Monday, April 24, 2006

January Man

Kevin Kline, Susan Sarandon, Mary Elizabeth Mastrontonio, Danny Aiello, Harvey Keitel, Rod Steiger. 1989.

Dang! With a powerhouse cast like that you'd expect a good movie. This one didn't know what it was. Drama? Psycho-killer/Cop story? What?

The best actor, albeit listed down toward the bottom, was Alan Rickman as the sidekick/artist. He was fantastic, in his typical morose-grumpy-loveable way.

The rest of the story - crud! Kline had been set up years before as a fall guy for his brother and the mayor but he has to be brought back because he's the only one smart enough to track down a killer. Implausible: first, in New York I bet their are thousands of detectives who work on cases like these all the time; second, in NY this psycho-killer wouldn't be all that big a deal, especially since, in this story, they hadn't even linked all the cases together, even though all the paperwork was in one big room, apparently just waiting for Kline himself; third - if the mayor and police commissioner had set anybody up for the graft that they had committed, they never would have run the risk. Politics over principle.

Anyway, we spend the first half of the movie with Kline mooning over Sarandon, whom his brother stole from him because he could buy her expensive wine, which makes her not a person anybody should be with, but we have to go through this agonizing self-searching for over half the movie before Kline finally starts to even think about the case.

Then, when he gets started, we're treated to a special use of - gasp! "computers" (this WAS made in '89, by the way!) which was pretty quaint, all told. I actually liked that part best . . . computers before the Internet were so cool! Like Model T Fords . . . or Tuckers!

Anyway, the investigation itself is pretty cool, and there's a good scene with Aello "I don't like you, but I respect you," which was actually a well-delivered line, and I think he was one of the few actors who could use it and make it credible.

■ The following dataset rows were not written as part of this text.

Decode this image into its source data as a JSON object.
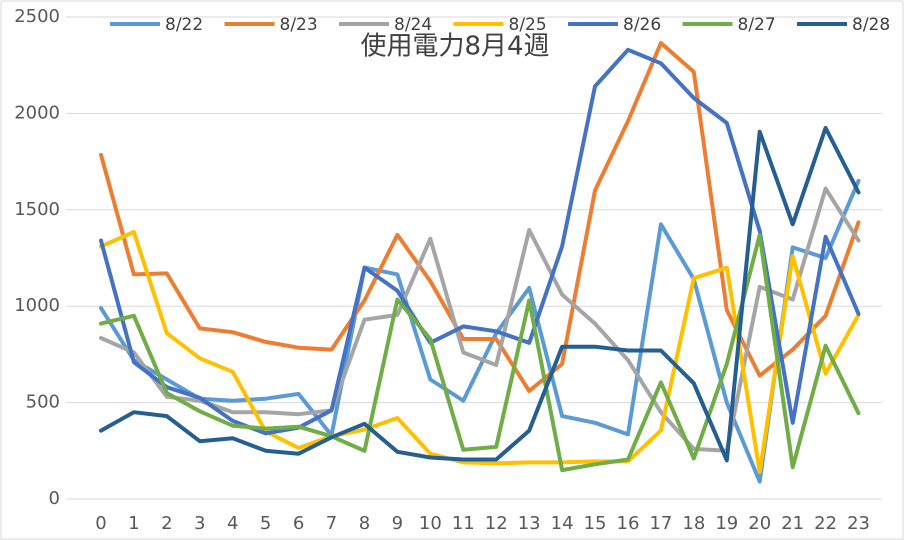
{
  "chart_data": {
    "type": "line",
    "title": "使用電力8月4週",
    "categories": [
      "0",
      "1",
      "2",
      "3",
      "4",
      "5",
      "6",
      "7",
      "8",
      "9",
      "10",
      "11",
      "12",
      "13",
      "14",
      "15",
      "16",
      "17",
      "18",
      "19",
      "20",
      "21",
      "22",
      "23"
    ],
    "ylim": [
      0,
      2500
    ],
    "yticks": [
      0,
      500,
      1000,
      1500,
      2000,
      2500
    ],
    "grid": true,
    "legend": "top",
    "series": [
      {
        "name": "8/22",
        "color": "#5b9bd5",
        "values": [
          990,
          720,
          620,
          520,
          510,
          520,
          545,
          330,
          1200,
          1165,
          620,
          510,
          860,
          1095,
          430,
          395,
          335,
          1425,
          1140,
          500,
          90,
          1305,
          1250,
          1650
        ]
      },
      {
        "name": "8/23",
        "color": "#ed7d31",
        "values": [
          1785,
          1165,
          1170,
          885,
          865,
          815,
          785,
          775,
          1030,
          1370,
          1130,
          830,
          830,
          560,
          700,
          1600,
          1960,
          2365,
          2215,
          980,
          640,
          775,
          950,
          1435
        ]
      },
      {
        "name": "8/24",
        "color": "#a5a5a5",
        "values": [
          835,
          760,
          530,
          510,
          450,
          450,
          440,
          460,
          930,
          955,
          1350,
          760,
          695,
          1395,
          1060,
          910,
          720,
          450,
          260,
          250,
          1100,
          1035,
          1610,
          1340
        ]
      },
      {
        "name": "8/25",
        "color": "#ffc000",
        "values": [
          1310,
          1385,
          860,
          730,
          660,
          350,
          265,
          325,
          360,
          420,
          235,
          190,
          185,
          190,
          190,
          195,
          195,
          355,
          1145,
          1200,
          140,
          1260,
          650,
          955
        ]
      },
      {
        "name": "8/26",
        "color": "#4472c4",
        "values": [
          1340,
          710,
          580,
          525,
          405,
          340,
          370,
          460,
          1200,
          1080,
          810,
          895,
          870,
          810,
          1310,
          2140,
          2330,
          2260,
          2080,
          1950,
          1390,
          395,
          1360,
          960
        ]
      },
      {
        "name": "8/27",
        "color": "#70ad47",
        "values": [
          910,
          950,
          550,
          455,
          380,
          365,
          375,
          325,
          250,
          1035,
          830,
          255,
          270,
          1030,
          150,
          180,
          205,
          605,
          210,
          700,
          1370,
          165,
          795,
          445
        ]
      },
      {
        "name": "8/28",
        "color": "#255e91",
        "values": [
          355,
          450,
          430,
          300,
          315,
          250,
          235,
          320,
          390,
          245,
          215,
          205,
          205,
          355,
          790,
          790,
          770,
          770,
          600,
          200,
          1905,
          1425,
          1925,
          1590
        ]
      }
    ]
  }
}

Finally, though, the final scene in which Kline apprehends the killer suddenly turns this movie into a Pink Panther farce as he's dragged down the stairwell in the brownstone. I'm left thinking, "When did we get out of hand here?''

My advice - this should have been a novel. Then you could explore all these issues: drama/corruption/muder/forensics and make it all believable. The ending however - lose the sad attempt at comedy.

Because that just made the entire film a joke.